LAWS(GJH)-2006-11-43

UNITED INDIA INSURANCE CO LTD Vs. LALJIBHAI HAMIRBHAI

Decided On November 20, 2006
UNITED INDIA INSURANCE CO LTD Appellant
V/S
LALJIBHAI HAMIRBHAI Respondents

JUDGEMENT

(1.) The United India Insurance Co. Ltd., has filed this appeal under Section 110-D of the Motor Vehicles Act [hereinafter referred to as the "Act"], against the judgment and award made by MACT [Main], Ahmedabad. Rural at Narol in MAC Application No. 520 of 1981 dated 16th April, 1983. In this appeal the appellant has challenged the finding given by the Tribunal that the driver of the vehicle insured with the appellant was 100% negligent while driving his vehicle and as a result of the same, he caused accident in question.

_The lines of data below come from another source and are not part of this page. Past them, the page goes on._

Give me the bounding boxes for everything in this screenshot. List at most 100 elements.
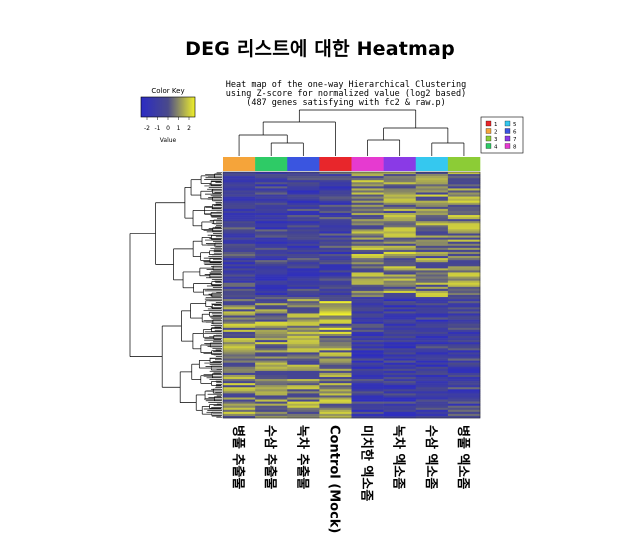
heatmap-cell xyxy=(447,391,481,394)
heatmap-cell xyxy=(287,321,320,324)
heatmap-cell xyxy=(351,243,384,247)
heatmap-cell xyxy=(255,237,288,240)
heatmap-cell xyxy=(319,370,352,374)
heatmap-cell xyxy=(319,366,352,370)
heatmap-cell xyxy=(447,204,481,208)
heatmap-cell xyxy=(223,401,256,404)
heatmap-cell xyxy=(223,182,256,185)
heatmap-cell xyxy=(223,317,256,320)
heatmap-cell xyxy=(319,344,352,347)
heatmap-cell xyxy=(383,305,417,308)
heatmap-cell xyxy=(319,208,352,212)
heatmap-cell xyxy=(255,229,288,232)
heatmap-cell xyxy=(415,278,449,281)
heatmap-cell xyxy=(223,290,256,294)
heatmap-cell xyxy=(287,303,320,306)
heatmap-cell xyxy=(319,235,352,238)
heatmap-cell xyxy=(447,208,481,212)
heatmap-cell xyxy=(351,403,384,406)
heatmap-cell xyxy=(383,354,417,357)
heatmap-cell xyxy=(383,280,417,283)
heatmap-cell xyxy=(415,350,449,353)
heatmap-cell xyxy=(447,393,481,396)
heatmap-cell xyxy=(223,321,256,324)
heatmap-cell xyxy=(287,286,320,290)
group-color-cell xyxy=(351,157,384,171)
heatmap-cell xyxy=(383,286,417,290)
heatmap-cell xyxy=(415,389,449,392)
heatmap-cell xyxy=(223,370,256,374)
heatmap-cell xyxy=(287,327,320,331)
heatmap-cell xyxy=(287,182,320,185)
heatmap-cell xyxy=(383,368,417,372)
heatmap-cell xyxy=(287,393,320,396)
heatmap-cell xyxy=(447,233,481,236)
column-label: 녹차 추출물 xyxy=(294,425,310,489)
heatmap-cell xyxy=(223,194,256,197)
heatmap-cell xyxy=(223,225,256,228)
heatmap-cell xyxy=(319,280,352,283)
heatmap-cell xyxy=(415,239,449,242)
heatmap-cell xyxy=(319,262,352,265)
heatmap-cell xyxy=(319,301,352,304)
legend-label: 7 xyxy=(513,137,517,143)
heatmap-cell xyxy=(415,288,449,292)
heatmap-cell xyxy=(287,204,320,208)
heatmap-cell xyxy=(383,184,417,187)
heatmap-cell xyxy=(223,217,256,220)
heatmap-cell xyxy=(255,292,288,296)
heatmap-cell xyxy=(319,368,352,372)
heatmap-cell xyxy=(383,358,417,361)
heatmap-cell xyxy=(319,350,352,353)
heatmap-cell xyxy=(351,229,384,232)
heatmap-cell xyxy=(383,274,417,277)
heatmap-cell xyxy=(287,415,320,419)
heatmap-cell xyxy=(447,176,481,179)
heatmap-cell xyxy=(319,401,352,404)
heatmap-cell xyxy=(351,217,384,220)
group-color-cell xyxy=(447,157,481,171)
heatmap-cell xyxy=(319,282,352,286)
heatmap-cell xyxy=(415,292,449,296)
heatmap-cell xyxy=(447,266,481,269)
heatmap-cell xyxy=(383,385,417,388)
column-label: 병풀 추출물 xyxy=(230,425,246,489)
heatmap-cell xyxy=(415,223,449,226)
heatmap-cell xyxy=(319,333,352,337)
heatmap-cell xyxy=(415,303,449,306)
heatmap-cell xyxy=(319,374,352,378)
heatmap-cell xyxy=(223,288,256,292)
heatmap-cell xyxy=(383,364,417,368)
heatmap-cell xyxy=(223,305,256,308)
heatmap-cell xyxy=(255,362,288,365)
heatmap-cell xyxy=(287,188,320,191)
page-title: DEG 리스트에 대한 Heatmap xyxy=(185,38,455,60)
heatmap-cell xyxy=(319,362,352,365)
heatmap-cell xyxy=(287,213,320,216)
heatmap-cell xyxy=(415,348,449,351)
column-label: 미치한 엑소좀 xyxy=(359,425,375,501)
heatmap-cell xyxy=(351,338,384,341)
color-key-bar xyxy=(140,96,196,118)
heatmap-cell xyxy=(255,288,288,292)
heatmap-cell xyxy=(447,282,481,286)
heatmap-cell xyxy=(351,411,384,415)
heatmap-cell xyxy=(255,350,288,353)
heatmap-cell xyxy=(447,381,481,384)
heatmap-cell xyxy=(319,231,352,234)
heatmap-cell xyxy=(351,198,384,201)
heatmap-cell xyxy=(447,366,481,370)
heatmap-cell xyxy=(447,336,481,339)
heatmap-cell xyxy=(319,321,352,324)
heatmap-cell xyxy=(383,266,417,269)
heatmap-cell xyxy=(351,381,384,384)
heatmap-cell xyxy=(319,178,352,181)
heatmap-cell xyxy=(319,383,352,386)
heatmap-cell xyxy=(287,221,320,224)
heatmap-cell xyxy=(383,325,417,329)
heatmap-cell xyxy=(383,213,417,216)
heatmap-cell xyxy=(447,358,481,361)
heatmap-cell xyxy=(383,403,417,406)
heatmap-cell xyxy=(351,282,384,286)
heatmap-cell xyxy=(287,354,320,357)
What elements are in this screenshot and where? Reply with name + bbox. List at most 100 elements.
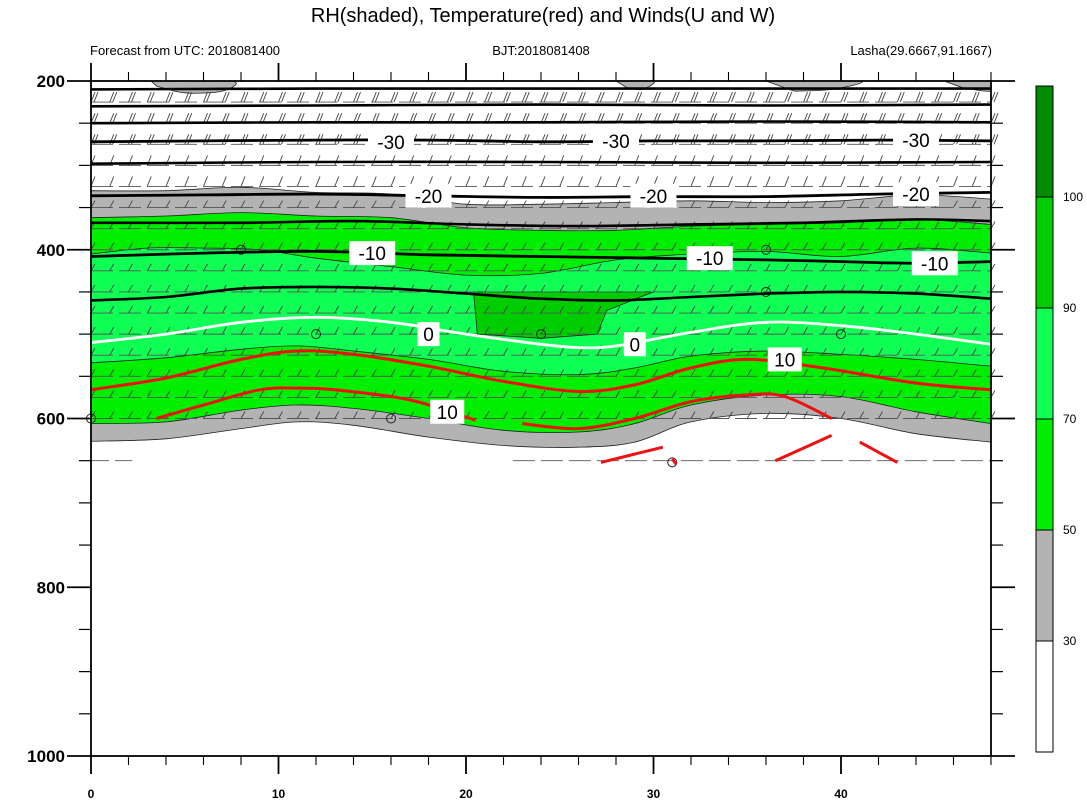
wind-barb (146, 411, 152, 419)
wind-barb (953, 369, 958, 377)
wind-barb (221, 347, 227, 356)
wind-barb (896, 263, 902, 272)
wind-barb (262, 91, 268, 103)
wind-barb (974, 134, 980, 145)
isotherm-line (90, 120, 992, 125)
wind-barb (203, 91, 208, 103)
wind-barb (878, 347, 883, 356)
wind-barb (521, 200, 527, 208)
wind-barb (878, 369, 883, 377)
wind-barb (693, 134, 699, 145)
wind-barb (278, 411, 283, 419)
wind-calm-circle (536, 329, 546, 340)
wind-barb (596, 242, 602, 250)
wind-barb (521, 242, 527, 250)
wind-barb (840, 263, 846, 272)
colorbar-swatch (1035, 307, 1054, 420)
wind-barb (278, 369, 283, 377)
wind-barb (299, 91, 305, 103)
wind-barb (465, 200, 471, 208)
colorbar-swatch (1035, 640, 1054, 753)
wind-barb (315, 91, 321, 103)
wind-barb (221, 326, 227, 335)
wind-barb (221, 91, 227, 103)
wind-barb (803, 390, 808, 398)
wind-barb (165, 305, 171, 314)
wind-barb (146, 390, 152, 398)
wind-barb (712, 134, 718, 145)
y-tick-label: 800 (37, 578, 65, 597)
rh-blob-upper (150, 81, 237, 94)
wind-barb (334, 176, 340, 187)
wind-barb (259, 176, 265, 187)
wind-barb (315, 221, 321, 229)
wind-barb (503, 305, 508, 314)
wind-barb (840, 305, 846, 314)
wind-barb (971, 155, 977, 166)
wind-barb (484, 326, 490, 335)
wind-barbs (86, 91, 999, 468)
wind-barb (353, 369, 358, 377)
wind-barb (915, 242, 921, 250)
wind-barb (128, 411, 133, 419)
wind-barb (521, 176, 527, 187)
wind-barb (615, 155, 621, 166)
wind-barb (371, 326, 377, 335)
wind-barb (484, 411, 490, 419)
wind-barb (578, 155, 583, 166)
wind-barb (765, 284, 771, 293)
wind-barb (840, 91, 846, 103)
wind-barb (428, 369, 433, 377)
wind-barb (543, 91, 549, 103)
wind-barb (296, 390, 302, 398)
wind-barb (540, 155, 546, 166)
wind-barb (184, 242, 190, 250)
isotherm-label: -30 (902, 131, 929, 152)
wind-barb (956, 91, 961, 103)
wind-barb (953, 326, 958, 335)
wind-barb (540, 347, 546, 356)
wind-barb (165, 369, 171, 377)
wind-barb (446, 91, 452, 103)
isotherm-label: -10 (359, 244, 386, 265)
wind-barb (915, 411, 921, 419)
wind-barb (259, 91, 265, 103)
wind-barb (840, 390, 846, 398)
wind-barb (634, 91, 640, 103)
wind-barb (971, 176, 977, 187)
wind-barb (746, 134, 752, 145)
wind-barb (656, 91, 661, 103)
wind-barb (221, 242, 227, 250)
wind-barb (653, 284, 658, 293)
wind-barb (746, 242, 752, 250)
wind-barb (484, 176, 490, 187)
wind-barb (446, 263, 452, 272)
wind-barb (131, 113, 136, 124)
wind-barb (596, 305, 602, 314)
wind-barb (615, 284, 621, 293)
wind-barb (709, 347, 715, 356)
wind-barb (371, 155, 377, 166)
wind-barb (896, 369, 902, 377)
wind-barb (281, 91, 286, 103)
wind-barb (503, 284, 508, 293)
wind-barb (559, 200, 565, 208)
wind-barb (296, 176, 302, 187)
wind-barb (653, 242, 658, 250)
wind-barb (896, 155, 902, 166)
wind-barb (149, 113, 155, 124)
wind-barb (559, 284, 565, 293)
wind-barb (184, 176, 190, 187)
wind-barb (896, 305, 902, 314)
wind-barb (240, 91, 246, 103)
wind-barb (803, 200, 808, 208)
wind-barb (859, 155, 865, 166)
wind-barb (615, 91, 621, 103)
wind-barb (278, 242, 283, 250)
wind-barb (578, 200, 583, 208)
isotherm-label-box (430, 399, 465, 424)
isotherm-label-box (417, 322, 440, 347)
wind-barb (728, 369, 733, 377)
wind-barb (109, 411, 115, 419)
wind-barb (484, 134, 490, 145)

The Tribunal has therefore held the insured as well as the appellant vicariously liable to satisfy the entire award.

(2.) Respondent no. 1, who is hereinafter referred to as the claimant, filed MAC Application No. 520 of 1981 to recover the compensation of Rs.50,000=00 for the bodily injury and consequential disability suffered by him. According to the claimant, on 30th July, 1980 he was serving as a cleaner and was attached to truck bearing registration No. GTB 6977. On that day, around 2:30 to 4:45 p.m., the truck was travelling on Ahmedabad Bhavnagar highway. When it reached near village Changodara, one bus belonging to respondent no. 3 - GSRTC was proceeding ahead in the same direction. It is alleged by the claimant that the truck was driven by the driver of opponent no. 1 with excessive speed and in rash and negligent manner. As a result of such driving, the truck dashed against the rear side of the bus and due to the impact, the claimant sustained serious injuries including fracture of the femur bone. He was removed to the hospital for treatment. It is the say of the claimant that he had to undergo operation and thereafter the injured limb remained in plaster cast for long period. It was averred that in spite of the expensive and treatment of long duration, he could not be fully cured and he suffered permanent disability, which rendered him totally unfit for working as truck cleaner. According to him, on the date of the accident, his salary was Rs.250=00 per month, over and above the different allowances received by him. On the basis of the same, he claimed Rs.50,000=00.

(3.) The application was resisted by the appellant namely the insurer of the truck by filing written statement at Exh. 7. It was denied that the claimant was working as cleaner of the offending truck. It was contended that he was gratuitous passenger travelling in the vehicle without the permission and knowledge of respondent no. 2 i.e., the owner of the truck. According to the appellant since there was breach of condition of the policy, it was not liable to pay any compensation to the claimant. It was contended that the bus was proceeding ahead of the truck with excessive speed and all of a sudden the driver of the bus applied breaks without giving any signal for cautioning the vehicles following it. Because of such rash act, the collision took place. In other words, the appellant tried to throw blame on the driver of the S.T. Bus. In the alternative it was also averred that if the driver of the truck was held liable for causing accident, the liability of the appellant could be only to the extent it arose under the Workman's Compensation Act.